Destruction of the Premises
Where the lease is merely of a portion of a building, such as an apartment unit, the destruction of the premises destroys the lease for the apartment and the tenant's obligation to pay rent. However, the destruction of the premises must be accidental and without fault on the part of the tenant.

Where the leased premises includes land as well as the dwelling, such as a house on a lot, the destruction of the house does not relieve the tenant from paying rent.

Forfeiture of the Lease for Violation of Legal Duties
Generally, neither the landlord nor the tenant has the power to terminate a tenancy because of the other party's violation of certain conditions in the lease or other wrongful acts. However, if there is an express provision in the lease for forfeiture on these grounds, that power will exist in the party who has reserved it. As a practical matter, the tenant will rarely be able to negotiate this kind of power for himself, while it is most commonly reserved by the landlord for herself.

A power of termination, if provided for in the lease, will not apply to trivial or technical breaches of the lease, but only where the violations are willful and substantial.

Normally, when a lease is terminated by forfeiture, the landlord-tenant relationship no longer exists and the tenant is not liable for future rent.

Surrender by Act of the Parties
A term for years can be terminated by a surrender-a giving up of the lease by the tenant to the landlord. Surrender of the lease only happens when the landlord and the tenant mutually agree to a surrender or it can occur by operation of law.
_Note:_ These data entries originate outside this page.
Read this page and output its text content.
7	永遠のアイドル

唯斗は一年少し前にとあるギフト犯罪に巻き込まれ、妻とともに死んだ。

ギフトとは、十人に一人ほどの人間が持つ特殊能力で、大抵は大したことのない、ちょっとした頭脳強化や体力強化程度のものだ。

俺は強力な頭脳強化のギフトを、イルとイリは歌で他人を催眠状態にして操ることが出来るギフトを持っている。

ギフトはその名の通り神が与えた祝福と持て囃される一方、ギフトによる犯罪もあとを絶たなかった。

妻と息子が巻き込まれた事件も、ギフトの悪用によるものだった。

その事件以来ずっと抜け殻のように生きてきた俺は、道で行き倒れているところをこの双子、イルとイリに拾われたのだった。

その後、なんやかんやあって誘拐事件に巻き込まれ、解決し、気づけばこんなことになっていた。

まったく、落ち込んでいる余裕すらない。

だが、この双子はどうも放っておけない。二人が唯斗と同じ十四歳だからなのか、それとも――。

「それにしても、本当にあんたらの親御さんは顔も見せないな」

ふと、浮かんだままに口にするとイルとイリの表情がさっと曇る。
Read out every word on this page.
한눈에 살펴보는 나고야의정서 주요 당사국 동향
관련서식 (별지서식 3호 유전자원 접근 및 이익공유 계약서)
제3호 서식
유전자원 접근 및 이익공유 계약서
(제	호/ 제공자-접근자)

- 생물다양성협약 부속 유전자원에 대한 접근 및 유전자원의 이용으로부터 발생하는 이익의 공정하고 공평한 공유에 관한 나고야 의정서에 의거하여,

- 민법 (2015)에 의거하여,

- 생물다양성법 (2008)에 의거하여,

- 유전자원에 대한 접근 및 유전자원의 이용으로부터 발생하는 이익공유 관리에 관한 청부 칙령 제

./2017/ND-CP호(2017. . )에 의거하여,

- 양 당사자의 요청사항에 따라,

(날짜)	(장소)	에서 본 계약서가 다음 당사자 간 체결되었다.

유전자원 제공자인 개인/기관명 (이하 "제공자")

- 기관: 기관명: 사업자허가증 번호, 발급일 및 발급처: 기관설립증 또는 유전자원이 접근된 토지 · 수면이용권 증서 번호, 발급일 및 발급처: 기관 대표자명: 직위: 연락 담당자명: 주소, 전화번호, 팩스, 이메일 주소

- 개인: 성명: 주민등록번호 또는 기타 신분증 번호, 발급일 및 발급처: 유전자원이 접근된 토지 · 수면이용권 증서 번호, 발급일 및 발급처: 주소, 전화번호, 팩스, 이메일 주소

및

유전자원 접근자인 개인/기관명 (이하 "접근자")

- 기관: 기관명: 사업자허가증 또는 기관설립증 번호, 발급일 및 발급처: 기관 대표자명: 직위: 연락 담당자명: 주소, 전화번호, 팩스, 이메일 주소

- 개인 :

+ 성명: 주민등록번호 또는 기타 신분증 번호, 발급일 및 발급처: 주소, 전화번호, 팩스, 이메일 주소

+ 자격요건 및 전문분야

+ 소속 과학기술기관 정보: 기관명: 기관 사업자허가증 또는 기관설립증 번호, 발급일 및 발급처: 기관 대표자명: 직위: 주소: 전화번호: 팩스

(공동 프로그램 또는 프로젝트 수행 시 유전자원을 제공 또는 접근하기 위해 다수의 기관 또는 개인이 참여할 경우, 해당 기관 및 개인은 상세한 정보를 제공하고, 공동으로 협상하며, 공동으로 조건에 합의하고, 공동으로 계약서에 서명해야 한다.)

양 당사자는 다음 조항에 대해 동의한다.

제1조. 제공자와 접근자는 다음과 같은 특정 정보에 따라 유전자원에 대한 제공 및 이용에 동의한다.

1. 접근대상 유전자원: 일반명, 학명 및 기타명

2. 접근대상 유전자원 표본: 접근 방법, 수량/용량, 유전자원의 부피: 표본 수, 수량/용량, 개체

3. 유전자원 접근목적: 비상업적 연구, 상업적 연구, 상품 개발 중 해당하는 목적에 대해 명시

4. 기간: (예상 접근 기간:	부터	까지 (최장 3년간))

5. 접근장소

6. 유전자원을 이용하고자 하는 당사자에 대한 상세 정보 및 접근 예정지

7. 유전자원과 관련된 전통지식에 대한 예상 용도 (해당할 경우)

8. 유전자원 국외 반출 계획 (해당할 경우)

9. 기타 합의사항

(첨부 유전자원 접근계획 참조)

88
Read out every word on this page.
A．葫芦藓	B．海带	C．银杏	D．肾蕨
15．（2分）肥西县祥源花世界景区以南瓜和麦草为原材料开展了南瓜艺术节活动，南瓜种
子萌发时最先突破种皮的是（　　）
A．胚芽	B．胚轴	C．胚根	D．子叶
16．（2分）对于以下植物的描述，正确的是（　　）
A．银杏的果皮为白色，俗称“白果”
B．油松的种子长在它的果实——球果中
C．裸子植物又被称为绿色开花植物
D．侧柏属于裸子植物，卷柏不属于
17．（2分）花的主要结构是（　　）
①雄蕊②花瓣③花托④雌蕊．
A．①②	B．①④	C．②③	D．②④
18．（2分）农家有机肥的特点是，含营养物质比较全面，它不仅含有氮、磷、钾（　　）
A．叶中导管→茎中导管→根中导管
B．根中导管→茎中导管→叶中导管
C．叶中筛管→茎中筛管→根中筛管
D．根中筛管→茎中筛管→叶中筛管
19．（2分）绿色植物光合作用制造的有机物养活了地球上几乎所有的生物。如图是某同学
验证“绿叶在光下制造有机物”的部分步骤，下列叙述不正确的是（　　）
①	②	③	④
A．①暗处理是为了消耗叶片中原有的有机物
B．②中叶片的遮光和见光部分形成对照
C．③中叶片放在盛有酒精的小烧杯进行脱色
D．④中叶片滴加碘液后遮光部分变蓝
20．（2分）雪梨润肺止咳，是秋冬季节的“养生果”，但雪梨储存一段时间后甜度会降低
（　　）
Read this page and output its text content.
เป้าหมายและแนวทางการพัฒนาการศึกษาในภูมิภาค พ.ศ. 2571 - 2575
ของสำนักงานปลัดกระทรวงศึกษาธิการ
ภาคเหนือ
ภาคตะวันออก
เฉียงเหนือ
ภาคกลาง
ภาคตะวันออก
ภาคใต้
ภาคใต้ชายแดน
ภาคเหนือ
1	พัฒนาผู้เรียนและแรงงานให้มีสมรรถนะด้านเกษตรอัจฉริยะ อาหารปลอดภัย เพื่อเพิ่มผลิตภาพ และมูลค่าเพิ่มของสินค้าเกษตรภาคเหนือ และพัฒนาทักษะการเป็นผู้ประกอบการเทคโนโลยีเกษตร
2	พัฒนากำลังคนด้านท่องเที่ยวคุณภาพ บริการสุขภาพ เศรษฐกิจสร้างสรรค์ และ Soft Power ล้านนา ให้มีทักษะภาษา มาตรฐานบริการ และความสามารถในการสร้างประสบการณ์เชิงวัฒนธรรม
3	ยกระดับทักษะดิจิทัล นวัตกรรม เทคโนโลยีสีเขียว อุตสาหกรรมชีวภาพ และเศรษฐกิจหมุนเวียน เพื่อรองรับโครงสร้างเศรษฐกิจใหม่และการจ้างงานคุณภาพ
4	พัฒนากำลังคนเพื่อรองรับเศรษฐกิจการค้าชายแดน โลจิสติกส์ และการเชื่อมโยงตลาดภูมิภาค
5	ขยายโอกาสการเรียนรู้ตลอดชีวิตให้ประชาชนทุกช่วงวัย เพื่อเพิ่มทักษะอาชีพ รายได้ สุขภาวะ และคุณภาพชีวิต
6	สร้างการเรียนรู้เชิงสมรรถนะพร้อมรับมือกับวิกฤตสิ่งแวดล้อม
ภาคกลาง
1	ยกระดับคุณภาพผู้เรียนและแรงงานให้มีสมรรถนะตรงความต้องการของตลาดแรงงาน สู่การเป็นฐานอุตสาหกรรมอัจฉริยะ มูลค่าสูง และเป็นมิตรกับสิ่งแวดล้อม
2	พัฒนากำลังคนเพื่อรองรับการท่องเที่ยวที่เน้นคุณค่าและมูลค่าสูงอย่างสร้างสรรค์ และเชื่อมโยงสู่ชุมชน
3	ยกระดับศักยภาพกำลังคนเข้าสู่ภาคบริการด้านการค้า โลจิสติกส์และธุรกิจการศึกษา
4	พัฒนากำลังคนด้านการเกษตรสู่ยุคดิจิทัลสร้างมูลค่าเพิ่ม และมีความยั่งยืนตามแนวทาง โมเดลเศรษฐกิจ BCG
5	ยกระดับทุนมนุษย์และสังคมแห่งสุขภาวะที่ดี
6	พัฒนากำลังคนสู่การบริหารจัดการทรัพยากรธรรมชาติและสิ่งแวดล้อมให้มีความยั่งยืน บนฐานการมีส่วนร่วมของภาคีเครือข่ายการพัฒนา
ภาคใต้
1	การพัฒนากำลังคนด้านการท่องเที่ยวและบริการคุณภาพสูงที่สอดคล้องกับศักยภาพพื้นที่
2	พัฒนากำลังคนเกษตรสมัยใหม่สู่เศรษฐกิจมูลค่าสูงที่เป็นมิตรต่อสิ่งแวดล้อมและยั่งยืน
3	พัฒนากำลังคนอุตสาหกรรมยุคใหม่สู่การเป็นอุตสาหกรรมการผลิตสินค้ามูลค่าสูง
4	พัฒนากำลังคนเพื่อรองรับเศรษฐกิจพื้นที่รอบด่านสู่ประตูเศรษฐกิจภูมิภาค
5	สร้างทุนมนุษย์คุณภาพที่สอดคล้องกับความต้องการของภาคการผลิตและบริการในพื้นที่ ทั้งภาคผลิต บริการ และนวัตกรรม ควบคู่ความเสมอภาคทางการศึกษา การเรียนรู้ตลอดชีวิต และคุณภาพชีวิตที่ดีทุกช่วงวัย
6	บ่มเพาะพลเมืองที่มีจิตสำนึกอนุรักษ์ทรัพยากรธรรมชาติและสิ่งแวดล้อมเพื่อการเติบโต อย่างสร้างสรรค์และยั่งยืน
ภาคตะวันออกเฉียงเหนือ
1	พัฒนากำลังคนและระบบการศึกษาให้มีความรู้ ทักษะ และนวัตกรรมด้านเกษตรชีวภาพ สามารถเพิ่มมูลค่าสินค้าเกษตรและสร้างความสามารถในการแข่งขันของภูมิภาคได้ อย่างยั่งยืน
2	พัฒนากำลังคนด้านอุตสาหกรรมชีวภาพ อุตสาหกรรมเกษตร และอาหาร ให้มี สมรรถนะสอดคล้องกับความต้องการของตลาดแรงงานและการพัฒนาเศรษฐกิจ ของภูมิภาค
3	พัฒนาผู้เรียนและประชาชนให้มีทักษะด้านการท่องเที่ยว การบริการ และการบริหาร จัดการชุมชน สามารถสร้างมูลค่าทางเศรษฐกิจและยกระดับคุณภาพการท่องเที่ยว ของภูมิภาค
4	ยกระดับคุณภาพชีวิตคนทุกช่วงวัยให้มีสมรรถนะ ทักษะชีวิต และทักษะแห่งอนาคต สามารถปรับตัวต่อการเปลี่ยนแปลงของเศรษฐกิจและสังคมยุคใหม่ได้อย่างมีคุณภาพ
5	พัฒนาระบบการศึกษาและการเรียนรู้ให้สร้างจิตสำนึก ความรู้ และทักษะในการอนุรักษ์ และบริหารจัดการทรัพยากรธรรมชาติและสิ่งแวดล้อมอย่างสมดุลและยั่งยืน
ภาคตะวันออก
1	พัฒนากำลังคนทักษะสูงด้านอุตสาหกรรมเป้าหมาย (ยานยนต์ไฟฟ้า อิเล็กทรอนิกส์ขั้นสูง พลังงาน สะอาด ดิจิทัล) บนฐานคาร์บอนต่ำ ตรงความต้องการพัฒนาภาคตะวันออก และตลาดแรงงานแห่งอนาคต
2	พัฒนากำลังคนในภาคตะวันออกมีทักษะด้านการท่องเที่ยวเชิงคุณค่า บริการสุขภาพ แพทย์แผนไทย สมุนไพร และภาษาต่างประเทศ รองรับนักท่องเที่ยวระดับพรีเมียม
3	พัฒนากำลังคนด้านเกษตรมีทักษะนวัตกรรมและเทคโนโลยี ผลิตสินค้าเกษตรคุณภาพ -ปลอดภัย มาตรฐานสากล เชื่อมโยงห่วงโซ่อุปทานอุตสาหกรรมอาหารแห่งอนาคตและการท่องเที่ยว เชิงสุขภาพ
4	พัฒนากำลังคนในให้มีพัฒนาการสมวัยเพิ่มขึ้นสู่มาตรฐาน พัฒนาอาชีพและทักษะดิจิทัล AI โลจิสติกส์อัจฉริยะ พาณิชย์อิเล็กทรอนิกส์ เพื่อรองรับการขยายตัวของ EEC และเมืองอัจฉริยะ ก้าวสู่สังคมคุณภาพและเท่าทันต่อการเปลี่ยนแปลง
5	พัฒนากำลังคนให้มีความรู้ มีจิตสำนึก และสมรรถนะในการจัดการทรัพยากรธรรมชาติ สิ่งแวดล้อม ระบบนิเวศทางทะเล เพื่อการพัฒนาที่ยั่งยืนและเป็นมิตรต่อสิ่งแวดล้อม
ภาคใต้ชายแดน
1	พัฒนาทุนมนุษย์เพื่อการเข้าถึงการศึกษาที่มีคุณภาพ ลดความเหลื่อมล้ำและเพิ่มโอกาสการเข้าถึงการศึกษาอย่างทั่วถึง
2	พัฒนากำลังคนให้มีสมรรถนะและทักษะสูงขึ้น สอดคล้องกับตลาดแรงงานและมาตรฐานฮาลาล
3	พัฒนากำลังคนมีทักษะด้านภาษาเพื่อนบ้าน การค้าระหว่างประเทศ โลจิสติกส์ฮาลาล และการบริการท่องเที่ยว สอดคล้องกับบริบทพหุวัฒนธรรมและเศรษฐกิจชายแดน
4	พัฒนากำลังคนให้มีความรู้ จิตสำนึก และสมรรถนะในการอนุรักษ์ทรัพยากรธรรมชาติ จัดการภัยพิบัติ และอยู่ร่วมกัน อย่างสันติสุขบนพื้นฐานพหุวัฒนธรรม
Surrender by Operation of Law
A surrender is created by operation of law when the parties to a lease do some act so inconsistent with the existing relationship of landlord and tenant as to imply that surrender they have both agreed to the as made. Examples of surrender by operation of law are:

  1. Where the tenant takes a new lease of the same lands. This destroys the old lease.
  2. Creation of a lease in a second tenant where the landlord and the first tenant agree to a surrender. This destroys the first tenant's lease.
  3. Abandonment and Acceptance An abandonment of the leased premises by the tenant constitutes an offer to terminate the lease. If this offer to abandon is accepted by the landlord, then this constitutes a surrender and destroys the lease. The landlord, however, must accept the offer to terminate before there is a surrender. Whether there has been a surrender depends upon the landlord's intent when he retakes possession of the abandoned premised. If it is his intention not to accept the tenant's offer to surrender, then the landlord can take possession of the rental unit and still hold the tenant liable for rent. Only if he accepts the tenant's offer is there a surrender, and the tenant does not have to pay future rent.

A surrender of the tenancy by the tenant and an acceptance by the landlord generally terminates all rights and liabilities between the landlord and the tenant under the lease. However, the surrender of a lease does not terminate the relationship of debtor and creditor or any liabilities the tenant has incurred during the tenancy, such as past rent or damages.